Журнал «День и Ночь» (№ 4, 2011) продолжает свой неоднозначный эксперимент – публикацию дневников известного писателя, публициста, культурного деятеля, в прошлом ректора Литературного института Сергея Есина. В последней книжке «ДиН» напечатаны воспоминания за 2009 год. Естественно, дневники издаются в журнальном (а следовательно, сокращённом) варианте. Однако и в таком виде они уже вызвали в литературной среде недовольства и обиженные вздохи.
На сей раз на страницах мелькают имена «железной леди русского литературоведения» Мариетты Омаровны Чудаковой, режиссёра Никиты Михалкова, политика Николая Рыжкова, редактора «Нового мира» Андрея Василевского, писателя Василия Аксёнова и многих других известных людей нашего времени.
Диалоги, обрывки бесед, письма раскрываются для читателя на фоне больших МХАТовских премьер, актуальных новостей, нашумевших телевизионных передач и острых событий 2009 года.
Сам же автор предстаёт человеком всем интересующимся, однако предпочитающим наблюдать со стороны.

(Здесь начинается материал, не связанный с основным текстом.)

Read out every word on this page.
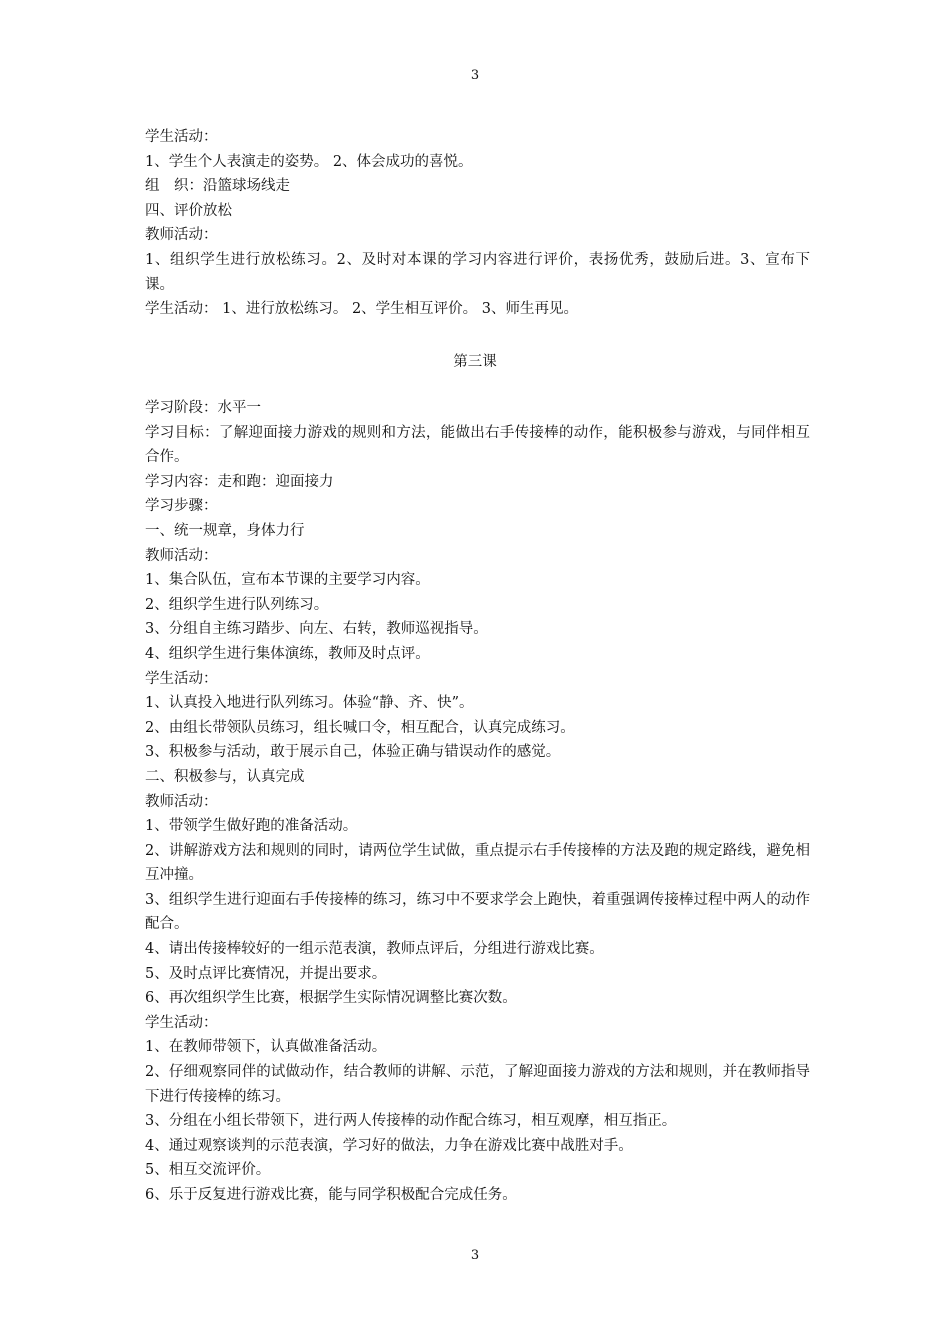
3

学生活动：

1、学生个人表演走的姿势。 2、体会成功的喜悦。

组　织：沿篮球场线走

四、评价放松

教师活动：

1、组织学生进行放松练习。2、及时对本课的学习内容进行评价，表扬优秀，鼓励后进。3、宣布下课。

学生活动： 1、进行放松练习。 2、学生相互评价。 3、师生再见。

第三课

学习阶段：水平一

学习目标：了解迎面接力游戏的规则和方法，能做出右手传接棒的动作，能积极参与游戏，与同伴相互合作。

学习内容：走和跑：迎面接力

学习步骤：

一、统一规章，身体力行

教师活动：

1、集合队伍，宣布本节课的主要学习内容。

2、组织学生进行队列练习。

3、分组自主练习踏步、向左、右转，教师巡视指导。

4、组织学生进行集体演练，教师及时点评。

学生活动：

1、认真投入地进行队列练习。体验“静、齐、快”。

2、由组长带领队员练习，组长喊口令，相互配合，认真完成练习。

3、积极参与活动，敢于展示自己，体验正确与错误动作的感觉。

二、积极参与，认真完成

教师活动：

1、带领学生做好跑的准备活动。

2、讲解游戏方法和规则的同时，请两位学生试做，重点提示右手传接棒的方法及跑的规定路线，避免相互冲撞。

3、组织学生进行迎面右手传接棒的练习，练习中不要求学会上跑快，着重强调传接棒过程中两人的动作配合。

4、请出传接棒较好的一组示范表演，教师点评后，分组进行游戏比赛。

5、及时点评比赛情况，并提出要求。

6、再次组织学生比赛，根据学生实际情况调整比赛次数。

学生活动：

1、在教师带领下，认真做准备活动。

2、仔细观察同伴的试做动作，结合教师的讲解、示范，了解迎面接力游戏的方法和规则，并在教师指导下进行传接棒的练习。

3、分组在小组长带领下，进行两人传接棒的动作配合练习，相互观摩，相互指正。

4、通过观察谈判的示范表演，学习好的做法，力争在游戏比赛中战胜对手。

5、相互交流评价。

6、乐于反复进行游戏比赛，能与同学积极配合完成任务。

3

По-прежнему работая на кафедре творчества в Литературном институте, он неспешно разбирает дипломные работы своих учеников, почти ежедневно пишет дневники и письма, встречается со знаменитыми и не очень людьми, работает над своей прозой. Вдумчиво, без спешки, с расстановкой…
Воистину: «Сам себе говорю: не мешай,/ Заслоняешь мне мир этот чудный,/ Где цветёт по полям иван-чай/ И топорщится мох изумрудный./ Сам в сторонку себя отведу./ Посреди тишины и свеченья», – как верно заметил Александр Кушнер («Звезда», 2011, № 9), чей сборник «По эту сторону таинственной черты» недавно был отмечен в номинации «Поэзия года».
К слову сказать, о поэзии. Стоит отметить несколько стихотворных подборок: Сергея Пагын «Спасительный каштан» (журнал «Знамя», 2011, № 9), Евгения Карасёва «Ветерок антоновки» («Новый мир», 2011, № 8) и особенно публикующуюся впервые Людмилу Херсонскую («Рыба пила», та же книжка «Нового мира»).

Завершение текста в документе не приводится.